Antifragile: Things That Gain From Disorder
by Nassim Nicholas Taleb
When trader-turned-philosopher Nassim Nicholas Taleb’s Black Swan was published in 2007, the New York Times deemed it a book about “the hubris of predictions—and our perpetual surprise when the not-predicted happens.” Just months later, when financial shocks began to rattle economies across the globe, Taleb’s book took on a prophetic aura and became a best seller. Taleb is now back with what he calls “the last step” of the philosophy he proposed in The Black Swan. Antifragile is Taleb’s guide to living in “a world we don’t understand” by embracing the concept of “antifragile.” “Antifragility,” Taleb writes, “is beyond resilience or robustness. The resilient resists shocks and stays the same; the antifragile gets better.” There are many twists and turns to Taleb’s explanation, but, essentially, if something is antifragile, you can beat it up and bat it around, and it will come out better for it. Not exactly an entirely new concept (“what doesn’t kill you...”), but Taleb takes his argument to some unexpected places. Consider twin brothers, one working at a large bank, the other a taxi driver. The bank employee has predictably taken home a large salary; the taxi driver’s pay has been much spottier. But when the bank fails and the 50-something twin loses his job, he faces long odds of finding a new one. Taxi-driver twin, on the other hand, provides a useful and variable service. He is antifragile. Taleb is at his best explaining scenarios such as these.
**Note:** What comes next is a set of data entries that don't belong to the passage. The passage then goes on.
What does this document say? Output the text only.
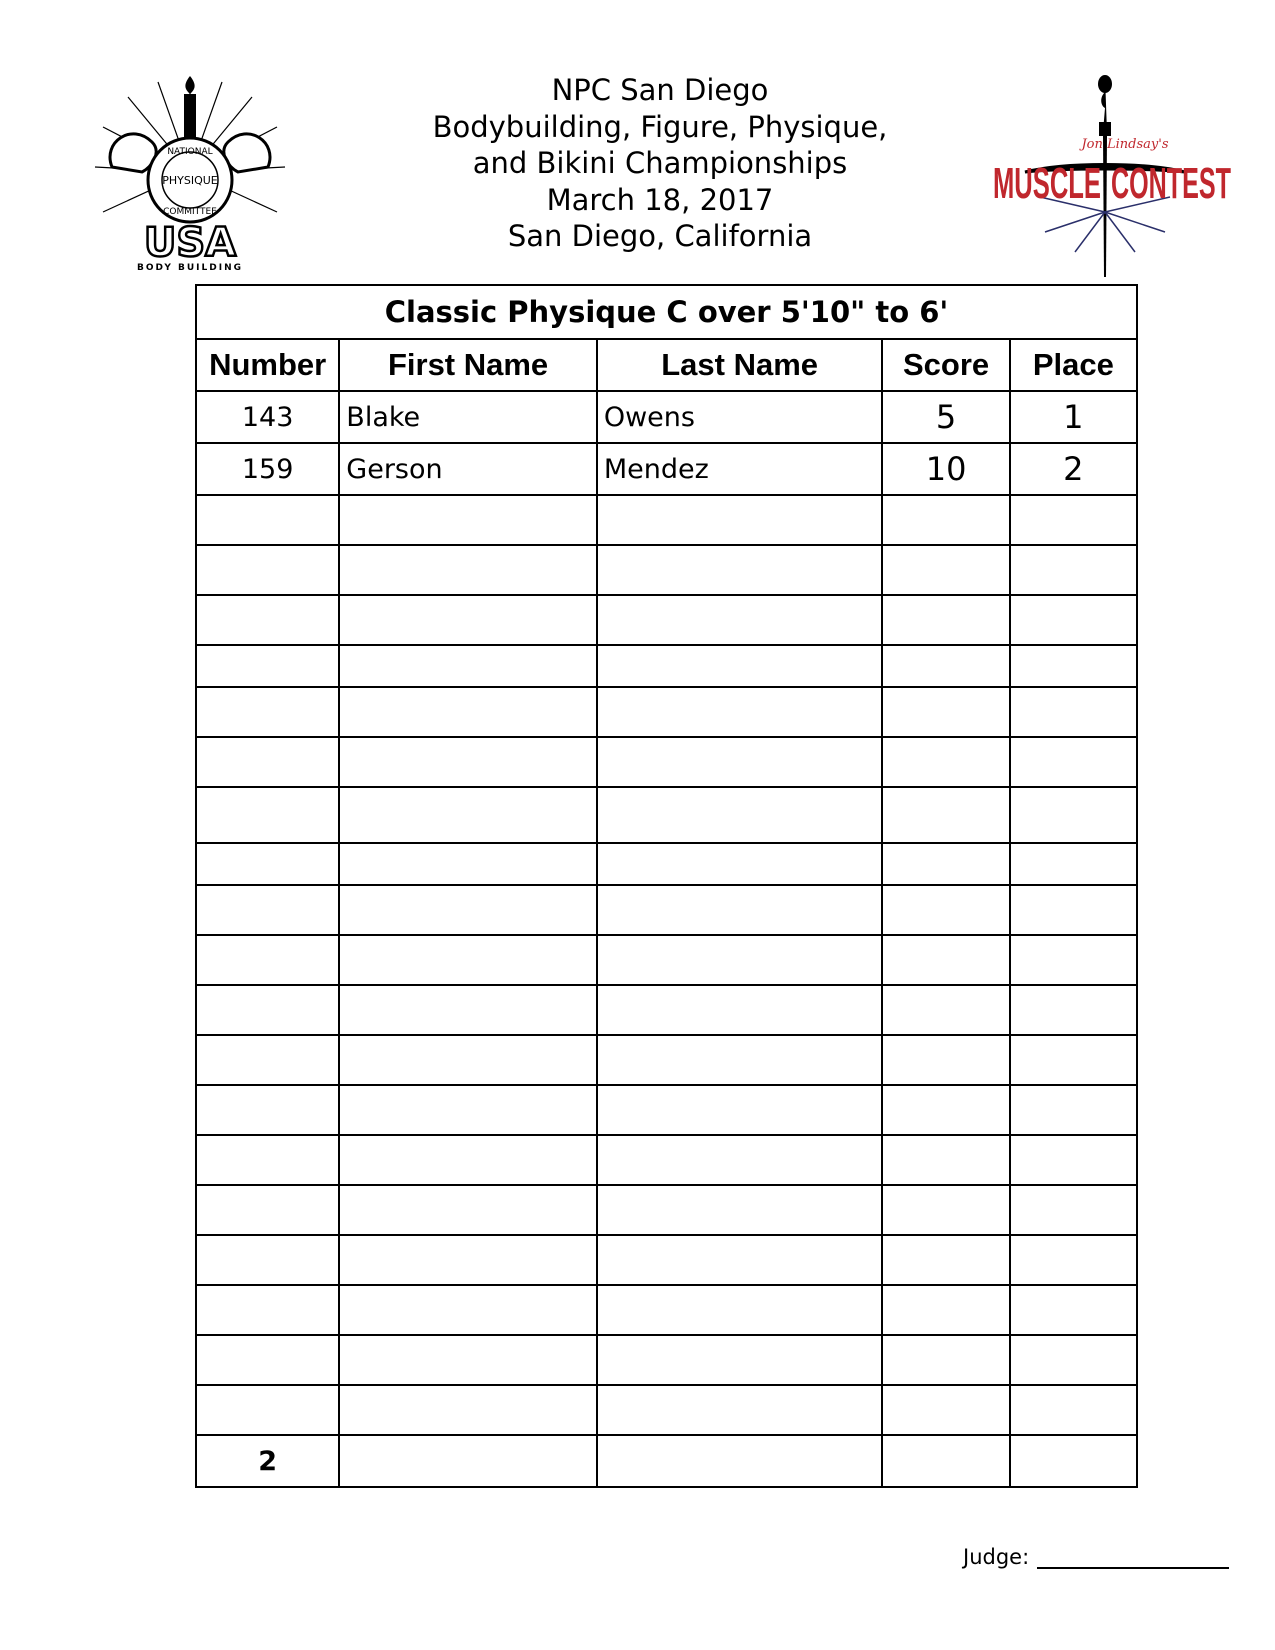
NATIONAL
PHYSIQUE
COMMITTEE
USA
BODY BUILDING
Jon Lindsay's
MUSCLE CONTEST
NPC San Diego
Bodybuilding, Figure, Physique,
and Bikini Championships
March 18, 2017
San Diego, California
Classic Physique C over 5'10" to 6'				
Number	First Name	Last Name	Score	Place
143	Blake	Owens	5	1
159	Gerson	Mendez	10	2

2				
Judge:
But you’ll also have to wade through his profound antipathy for “bureaucrats, bankers, Davos-attending members of the IAND (International Association of Name Droppers) and academics.” Such name-calling and finger-pointing give his book a catty, bitter tone. Taleb has been commended for his acuity in the run-up to the financial crisis; perhaps he will be vindicated here as well. I, for one, will be impressed with anyone who can get past his brash, dismissive personality to the sometimes compelling ideas and theories underneath.